ちょっと寂しくなったけれど、やっぱり最高やな、なんて呟く声がしたから許す。
後日聞いてみたらキスで毒を盛るシーンの描写だったそうで。その日私は一日中師範のそばから離れなかった。
――――――忍足謙也――――――
カツ丼を9秒で平らげる謙也は、キスさえも性急で、あともうちょっとしていたいと思う時もさっさと離れていってしまう。

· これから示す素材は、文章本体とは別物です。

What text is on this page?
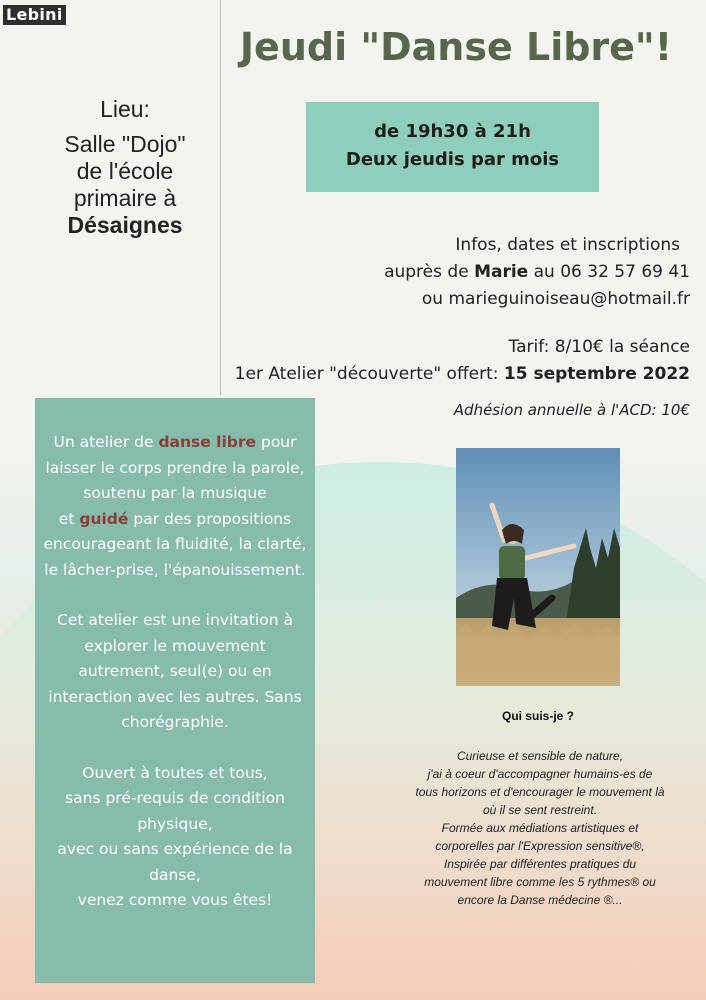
Lebini
Jeudi "Danse Libre"!
Lieu:
Salle "Dojo"
de l'école
primaire à
Désaignes
de 19h30 à 21h
Deux jeudis par mois
Infos, dates et inscriptions
auprès de Marie au 06 32 57 69 41
ou marieguinoiseau@hotmail.fr
Tarif: 8/10€ la séance
1er Atelier "découverte" offert: 15 septembre 2022
Adhésion annuelle à l'ACD: 10€

Un atelier de danse libre pour laisser le corps prendre la parole,
soutenu par la musique
et guidé par des propositions encourageant la fluidité, la clarté, le lâcher-prise, l'épanouissement.

Cet atelier est une invitation à explorer le mouvement autrement, seul(e) ou en interaction avec les autres. Sans chorégraphie.

Ouvert à toutes et tous,
sans pré-requis de condition physique,
avec ou sans expérience de la danse,
venez comme vous êtes!

Qui suis-je ?
Curieuse et sensible de nature,
j'ai à coeur d'accompagner humains-es de
tous horizons et d'encourager le mouvement là
où il se sent restreint.
Formée aux médiations artistiques et
corporelles par l'Expression sensitive®,
Inspirée par différentes pratiques du
mouvement libre comme les 5 rythmes® ou
encore la Danse médecine ®...
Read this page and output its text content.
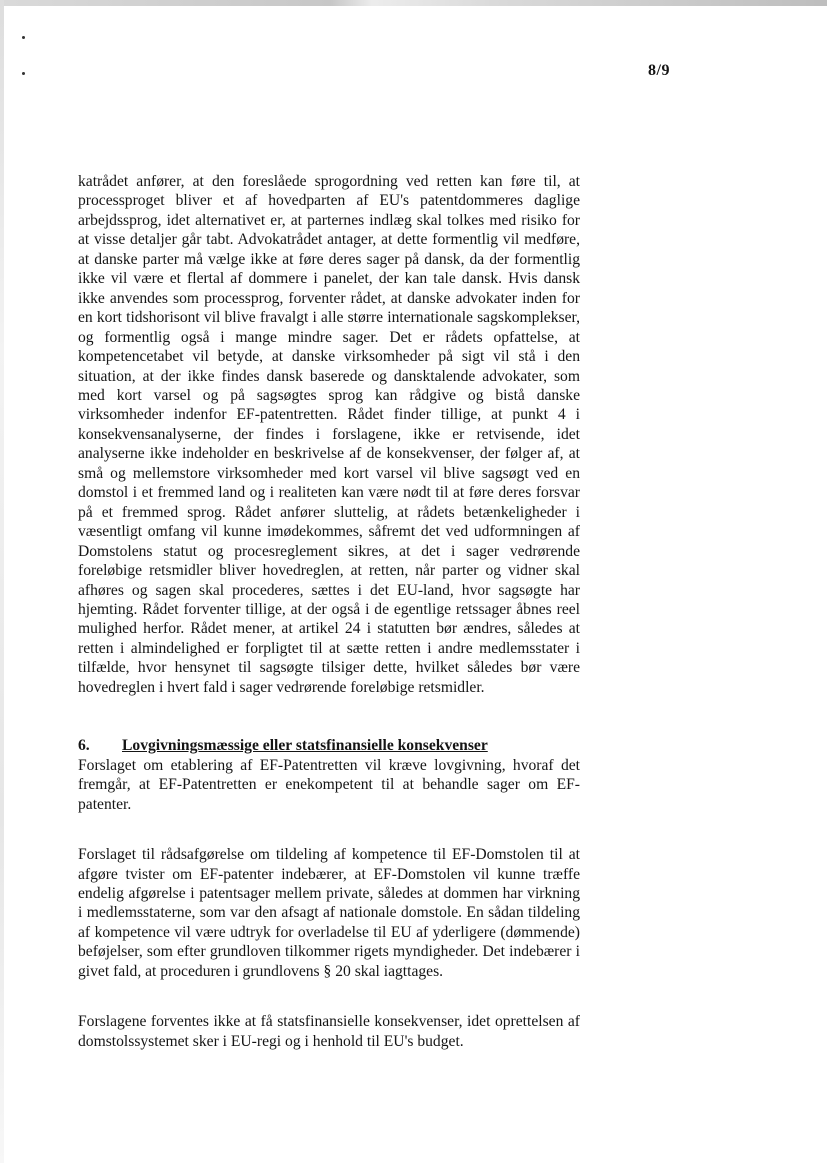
8/9

katrådet anfører, at den foreslåede sprogordning ved retten kan føre til, at processproget bliver et af hovedparten af EU's patentdommeres daglige arbejdssprog, idet alternativet er, at parternes indlæg skal tolkes med risiko for at visse detaljer går tabt. Advokatrådet antager, at dette formentlig vil medføre, at danske parter må vælge ikke at føre deres sager på dansk, da der formentlig ikke vil være et flertal af dommere i panelet, der kan tale dansk. Hvis dansk ikke anvendes som processprog, forventer rådet, at danske advokater inden for en kort tidshorisont vil blive fravalgt i alle større internationale sagskomplekser, og formentlig også i mange mindre sager. Det er rådets opfattelse, at kompetencetabet vil betyde, at danske virksomheder på sigt vil stå i den situation, at der ikke findes dansk baserede og dansktalende advokater, som med kort varsel og på sagsøgtes sprog kan rådgive og bistå danske virksomheder indenfor EF-patentretten. Rådet finder tillige, at punkt 4 i konsekvensanalyserne, der findes i forslagene, ikke er retvisende, idet analyserne ikke indeholder en beskrivelse af de konsekvenser, der følger af, at små og mellemstore virksomheder med kort varsel vil blive sagsøgt ved en domstol i et fremmed land og i realiteten kan være nødt til at føre deres forsvar på et fremmed sprog. Rådet anfører sluttelig, at rådets betænkeligheder i væsentligt omfang vil kunne imødekommes, såfremt det ved udformningen af Domstolens statut og procesreglement sikres, at det i sager vedrørende foreløbige retsmidler bliver hovedreglen, at retten, når parter og vidner skal afhøres og sagen skal procederes, sættes i det EU-land, hvor sagsøgte har hjemting. Rådet forventer tillige, at der også i de egentlige retssager åbnes reel mulighed herfor. Rådet mener, at artikel 24 i statutten bør ændres, således at retten i almindelighed er forpligtet til at sætte retten i andre medlemsstater i tilfælde, hvor hensynet til sagsøgte tilsiger dette, hvilket således bør være hovedreglen i hvert fald i sager vedrørende foreløbige retsmidler.

6.	Lovgivningsmæssige eller statsfinansielle konsekvenser

Forslaget om etablering af EF-Patentretten vil kræve lovgivning, hvoraf det fremgår, at EF-Patentretten er enekompetent til at behandle sager om EF-patenter.

Forslaget til rådsafgørelse om tildeling af kompetence til EF-Domstolen til at afgøre tvister om EF-patenter indebærer, at EF-Domstolen vil kunne træffe endelig afgørelse i patentsager mellem private, således at dommen har virkning i medlemsstaterne, som var den afsagt af nationale domstole. En sådan tildeling af kompetence vil være udtryk for overladelse til EU af yderligere (dømmende) beføjelser, som efter grundloven tilkommer rigets myndigheder. Det indebærer i givet fald, at proceduren i grundlovens § 20 skal iagttages.

Forslagene forventes ikke at få statsfinansielle konsekvenser, idet oprettelsen af domstolssystemet sker i EU-regi og i henhold til EU's budget.
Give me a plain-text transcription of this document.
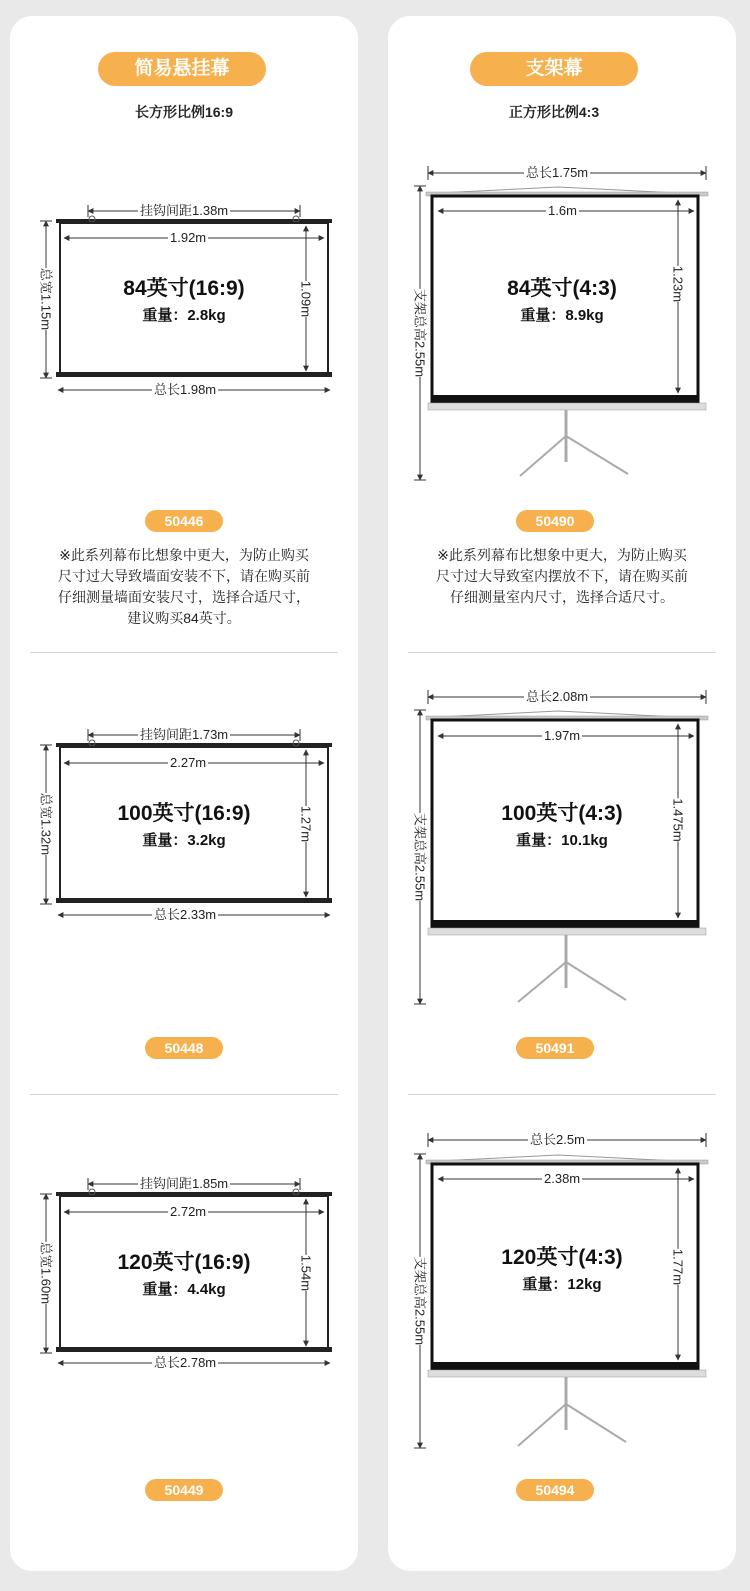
简易悬挂幕
长方形比例16:9
挂钩间距1.38m
1.92m
1.09m
总宽1.15m
总长1.98m
84英寸(16:9)
重量：2.8kg
50446
※此系列幕布比想象中更大，为防止购买
尺寸过大导致墙面安装不下，请在购买前
仔细测量墙面安装尺寸，选择合适尺寸，
建议购买84英寸。
挂钩间距1.73m
2.27m
1.27m
总宽1.32m
总长2.33m
100英寸(16:9)
重量：3.2kg
50448
挂钩间距1.85m
2.72m
1.54m
总宽1.60m
总长2.78m
120英寸(16:9)
重量：4.4kg
50449
支架幕
正方形比例4:3
总长1.75m
1.6m
1.23m
支架总高2.55m
84英寸(4:3)
重量：8.9kg
50490
※此系列幕布比想象中更大，为防止购买
尺寸过大导致室内摆放不下，请在购买前
仔细测量室内尺寸，选择合适尺寸。
总长2.08m
1.97m
1.475m
支架总高2.55m	100英寸(4:3)
重量：10.1kg
50491
总长2.5m
2.38m
1.77m
支架总高2.55m	120英寸(4:3)
重量：12kg
50494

あとを追いかけてもちゅ、と軽く触れられるだけで終わってしまう。
だから、私は謙也の膝に向い合せになるように座って。首に手を回して。
たじろぐ彼にもう離すまいというくらいの勢いで口づける。
見てなさい、スピードスター。
じたばた動きたいと思っても離れてやらないんだから。
そう思ってたら押し倒された。
――――― 一氏ユウジ――――――
彼はいつだって小春に夢中で。ネタと本気の境目がよく分からなくなる。
アイツはいつだって本気や、と皆は言うけれど、それは二股ですよ?
さすがに小春もキスまでは許せないらしく、ユウジの唇は私だけのもの。恐る恐る目をあけると切れ長の瞳とかち合う。
「どないしたんや」
なんて、漫才の最中は絶対に聞けない優しい声。鼓膜を震わせて、私を溺れさせる。
かと思うと、「小春ぅ〜」だなんて。もう慣れた、けど。ちょっとヤキモチ。
そんな私の恋愛相談の相手は言うまでもなく小春だ。
―――――財前光―――――
「なんですか先輩」
だって、キスしたかったんだもん。学年が違うとこんなにも会えない。放課後誰もいないのをいいことに教室に連れ込んで背伸びして、ほんの少しだけ触れるだけのキスをした。
なんですか、て、財前はご機嫌なのか怒っているのかの境目がよく分からなくて。
もう一度口づける。今度は喉に。
「はあ…しゃーないっすわ」
言って床に押し倒されたから、ああ、ご機嫌なんだ、って思った。
その思考もすぐに始まった深い深いキスで途切れたけれど。